Albümde Klein’a basta Haggai Cohen Milo, davulda Ziv Ravitz eşlik ediyor. İsrail doğumlu 25 yaşındaki Milo, Klein’ın Boston’dan ev arkadaşı. Şimdilerde California, Berkeley’de yaşıyor. Kariyerine şimdiden, Belçika- International Ensemble Competition, DownBeat Müzik Ödülü ve Washington DC, Fish Middleton solo cazcısı büyük ödüllerini katmış. Davulcu Ziv Ravitz Beer-Sheva doğumlu. 9 yaşında davul çalmaya, 13 yaşında profesyonel çalışmaya başlamış. 2000 yazında göç ettiği ABD’de Joe Lovano, Lee Konitz gibi ünlü müzisyenlerle birlikte sahne almış.

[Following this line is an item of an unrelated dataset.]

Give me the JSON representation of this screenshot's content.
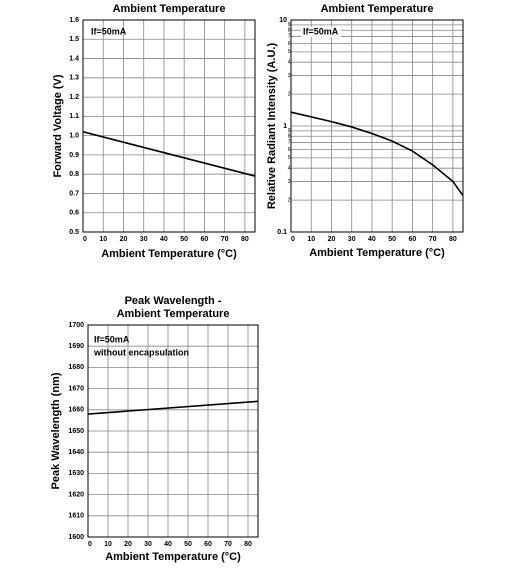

Grubun tercih ettiği kısaltmayla, R on the B albümü, Baghdad Blues ve The Wedding Song gibi Türk dinleyicisinin kulağına çok tanıdık gelecek iki kayıt da içeren 9 parçadan oluşuyor. España ve Shir Avoda, Klein’in 2009’da kendi kendine verdiği 10 tane folk şarkısı besteleme ödevinden iki örnek. Folk şarkısı bestelemenin kendi içinde barındırdığı çelişkiye rağmen, Klein bu deneyimin kendisini Yahudi kökenlerine bağlayan müzikleri bulmasına yardımcı olduğuna inanıyor. Albümün son sırasındaki Neila, dini ayinlerde söylenen ‘El Nora Alila’ piyutundan (dini şarkı) esinlenmiş. 

Klein albümünü şöyle anlatıyor: “R on the B, yaşamın çok katmanlı deneyimleri hakkında. Bu albümü yaparken bize ilham veren kavramlardan biri, basit ve keyifli gündelik yaşamla savaşın dehşetleri arasındaki gerilimlerin varlığı. Bu, albüme niçin bu adı verdiğimizi de açıklıyor: ben bu satırları yazarken bazılarımız roket atıyor, bazılarımız roketlere hedef oluyor ama bazılarımız da balkonda kapuçino keyfi yapıyor. Her ikisi de gerçek ve geçerli olan bu iki paralel realite, bu albümde iletmek istediğimizin anahtarını oluşturuyor.”

Umalım ki, hiç bir balkona roket düşmesin, onun yerine Omer Klein ve arkadaşları cazın farklılıkları zenginlik sayan âleminde, bir klişeyi biraz değiştirerek söyleyecek olursak, roket gibi albümler yapmayı sürdürsün.